The City will be receiving $6,390 for wearable video cameras, which can be used by officers on patrol to record interactions with the public.
“Obviously, it will be an officer safety enhancement, as well as a liability reduction for the department,” Public Safety Director Stephen Poloni said.
The total cost for the equipment is $7,100, with the City being required to cover 10 percent, or $710, he said.
The cameras can be mounted and used in the patrol car or worn by the officer, Poloni said. Although the cars already have video cameras, these new devices will record additional views and enable officers to record evidence that would have been outside of the range of the cameras inside the vehicles, Poloni said.
In addition, he said the grant would enable them to buy a portable fingerprint machine.
“If somebody doesn’t have ID, we can get a positive identification on them on the road,” said Poloni, pointing out that this device would allow officers to run a motorist or passenger’s fingerprints without having to bring that person back to the station. If a person lacks identification, like a driver’s license, but has been fingerprinted before, identification can be made.
Although it was one of the smaller grants, the City is grateful for the funds, given tight budgets in recent years. On April 9, Gov. Rick Snyder announced that criminal justice agencies throughout all of Michigan were receiving $1.2 million through the federal American Recovery and Reinvestment Act of 2009 Edward Byrne Memorial Justice Assistance Grant Program. The funds, which are being used for new technology this year, are aimed at improving anti-drug and other crime-fighting efforts.
“Protecting Michigan citizens is a top priority, and these grants will go a long way toward improving the technology and tools that support our public safety community,” Snyder said in a prepared statement.
At press time, Poloni said they now need to file the appropriate paperwork and place an order for the equipment. They hope to get the cameras and portable fingerprint machine in roughly a month, he said.
Poloni said officers Joseph Adams and C.J. Lee helped to research the equipment for the City.

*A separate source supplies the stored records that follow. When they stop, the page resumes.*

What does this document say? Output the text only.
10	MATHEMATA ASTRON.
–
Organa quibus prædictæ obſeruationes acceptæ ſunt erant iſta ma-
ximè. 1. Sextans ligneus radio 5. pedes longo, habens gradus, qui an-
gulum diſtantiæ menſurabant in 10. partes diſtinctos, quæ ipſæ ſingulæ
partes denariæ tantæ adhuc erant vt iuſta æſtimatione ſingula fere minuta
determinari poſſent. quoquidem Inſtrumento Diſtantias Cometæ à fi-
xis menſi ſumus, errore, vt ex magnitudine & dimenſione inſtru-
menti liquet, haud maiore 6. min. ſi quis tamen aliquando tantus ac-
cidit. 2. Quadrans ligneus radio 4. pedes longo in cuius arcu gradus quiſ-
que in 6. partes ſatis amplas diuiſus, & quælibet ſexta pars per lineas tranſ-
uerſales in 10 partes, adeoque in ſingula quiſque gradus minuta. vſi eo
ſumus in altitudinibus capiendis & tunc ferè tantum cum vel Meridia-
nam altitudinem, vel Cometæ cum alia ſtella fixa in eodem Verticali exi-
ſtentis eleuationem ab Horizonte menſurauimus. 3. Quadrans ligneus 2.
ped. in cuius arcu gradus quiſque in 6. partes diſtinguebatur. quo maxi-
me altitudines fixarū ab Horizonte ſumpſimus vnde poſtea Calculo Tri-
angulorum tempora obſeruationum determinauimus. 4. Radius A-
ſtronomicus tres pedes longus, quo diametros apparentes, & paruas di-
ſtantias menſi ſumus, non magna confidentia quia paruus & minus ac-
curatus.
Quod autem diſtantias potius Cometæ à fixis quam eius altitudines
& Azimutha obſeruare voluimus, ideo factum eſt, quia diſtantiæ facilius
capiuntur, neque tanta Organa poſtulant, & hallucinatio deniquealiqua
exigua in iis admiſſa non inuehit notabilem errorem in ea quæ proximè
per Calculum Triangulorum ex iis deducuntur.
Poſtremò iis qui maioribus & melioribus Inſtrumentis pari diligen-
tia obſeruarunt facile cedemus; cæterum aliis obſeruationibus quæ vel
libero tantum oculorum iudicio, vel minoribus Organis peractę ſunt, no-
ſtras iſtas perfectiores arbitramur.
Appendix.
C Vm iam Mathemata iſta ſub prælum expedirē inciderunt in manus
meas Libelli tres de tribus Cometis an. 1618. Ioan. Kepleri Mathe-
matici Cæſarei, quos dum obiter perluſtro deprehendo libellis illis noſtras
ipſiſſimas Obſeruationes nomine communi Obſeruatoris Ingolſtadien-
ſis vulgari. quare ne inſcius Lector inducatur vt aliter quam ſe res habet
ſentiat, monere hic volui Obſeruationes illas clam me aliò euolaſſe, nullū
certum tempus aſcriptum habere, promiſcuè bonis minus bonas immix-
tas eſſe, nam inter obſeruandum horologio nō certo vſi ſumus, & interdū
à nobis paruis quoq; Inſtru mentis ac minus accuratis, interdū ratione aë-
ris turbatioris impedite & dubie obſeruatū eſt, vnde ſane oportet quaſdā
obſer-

More than 40 law enforcement agencies around the state received ARRA Byrne JAG grants, including police departments in Madison Heights, Livonia and Lincoln Park. The Wayne County Prosecutor’s Office was another of the recipients, being awarded a $50,000 grant for video cameras, tablets, surveillance equipment, two-way radios, a forensic mobile data extraction device and digital recorders for criminal investigation efforts and improved safety and efficiency.